Nas duas últimas eleições presidenciais francesas, em 2017 e em 2022, muitos eleitores votaram no segundo turno não necessariamente para eleger Emmanuel Macron mas para repelir a ameaça da extrema-direita representada por Marine Le Pen.  

Vale lembrar que, no Brasil, o PL de Bolsonaro passou este ano de 76 para 99 cadeiras, fazendo a maior bancada no Congresso. Um crescimento considerável e assustador.

Em 2018, jornal suíço previa o desastre

Grande parte da imprensa brasileira ainda parece não avaliar o risco que um novo governo do capitão representa para a democracia.

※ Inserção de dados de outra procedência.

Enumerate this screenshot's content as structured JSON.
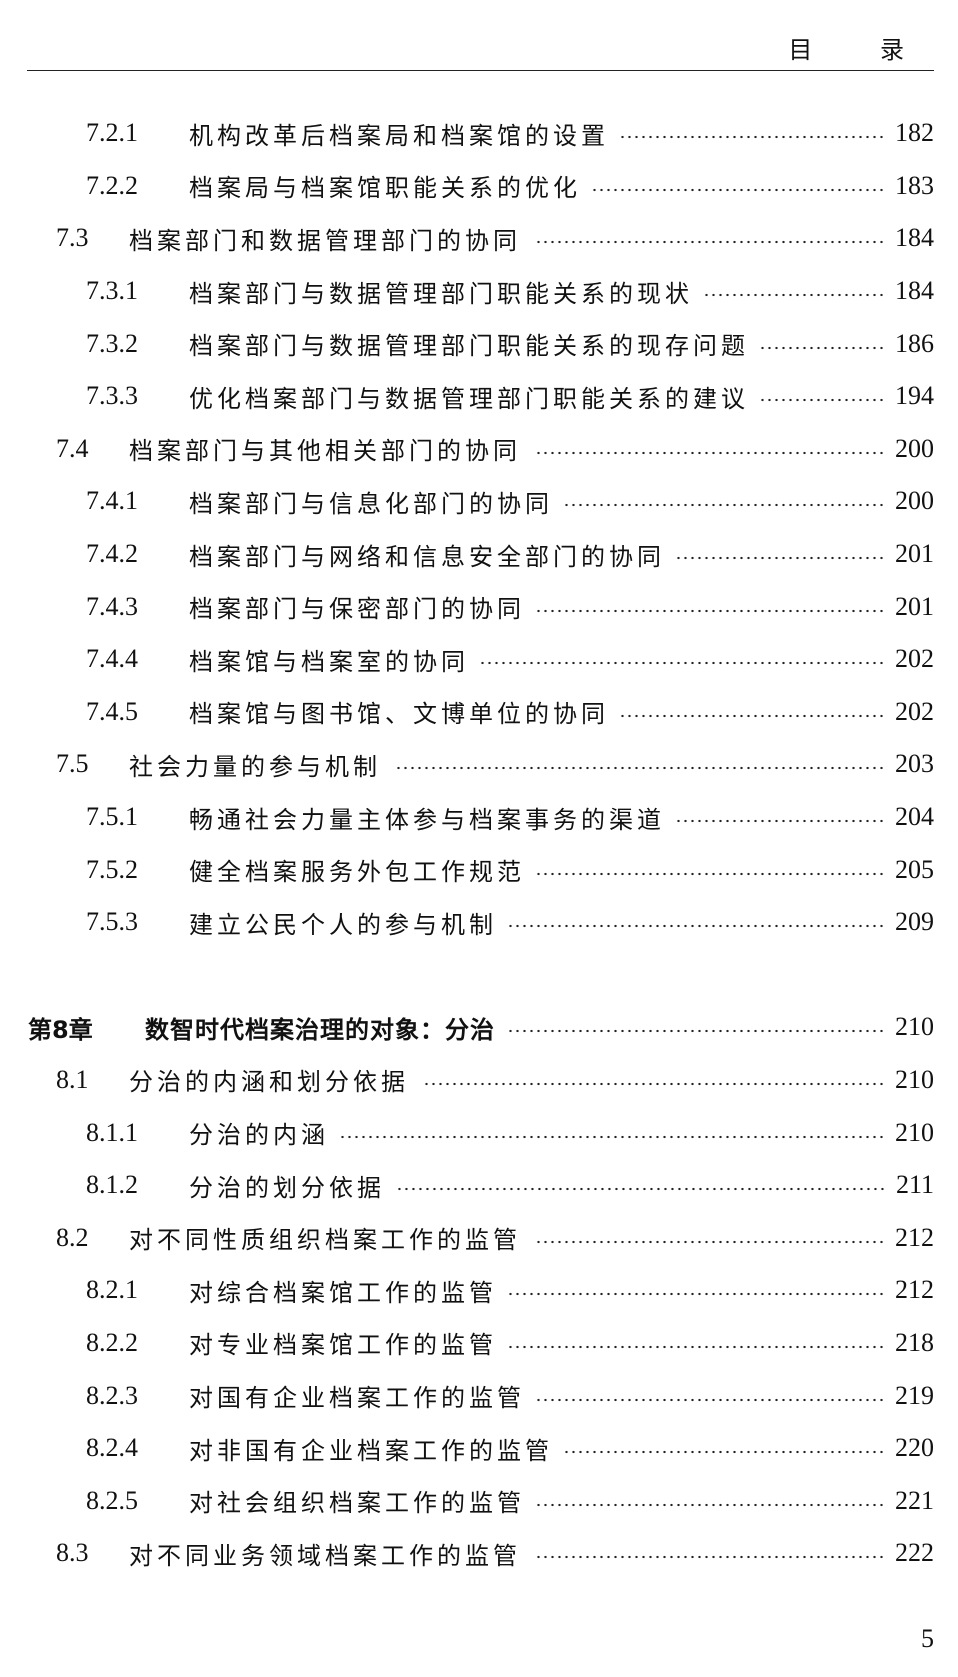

Em longa reportagem intitulada “A tentação autoritária”, no jornal online “Republik”, da Suíça, o jornalista Philipp Liechterbeck, escreveu em 2018:

“Se Bolsonaro ganhar a eleição, não será apenas o Brasil a viver um trauma. Sua vitória vai provocar um terremoto político internacional”.

Na excelente reportagem, Liechterbeck explicava:

“Se Bolsonaro tornar-se presidente, o gigante sul-americano será dirigido por um aventureiro de extrema-direita que quer sair das Nações Unidas e considera Adolf Hitler um grande estrategista. Ele atiça o ódio aos negros, aos homossexuais, despreza as mulheres e os indígenas e incita à violência contra todos os que têm posições políticas diferentes das suas”.

Em 2018, o jornal suíço não era o único a se alarmar com a possibilidade de uma vitória do candidato neofascista ou pós-fascista, como preferem os italianos. Os jornais franceses também publicaram matérias sobre a extrema polarização que o Brasil vivia, que corria sérios riscos de ser governado por um admirador de Hitler e de Donald Trump.

Naquele ano de 2018, a imprensa brasileira parecia viver num mundo paralelo.

Combatia até mesmo a designação de candidato de « extrema-direita » para o capitão, que considerava de « direita ». Em qualquer democracia um político saudoso da ditadura e defensor da tortura seria considerado de extrema-direita.

Este ano, a declaração de apoio a Lula da terceira colocada, Simone Tabet, a do PDT de Ciro Gomes, além do apoio dos economistas neoliberais materializou a frente republicana que repudia o autoritarismo antidemocrático e o sistema militar instalado no poder no Brasil desde 2018.

Vivemos um momento histórico no qual somos chamados a optar entre um país armado e dividido pela pregação de ódio e um Brasil reconciliado com seu ideal de justiça social, de inclusão e fraternidade.

Com um governo que respeite a Constituição e a estrita separação dos poderes que ela prevê.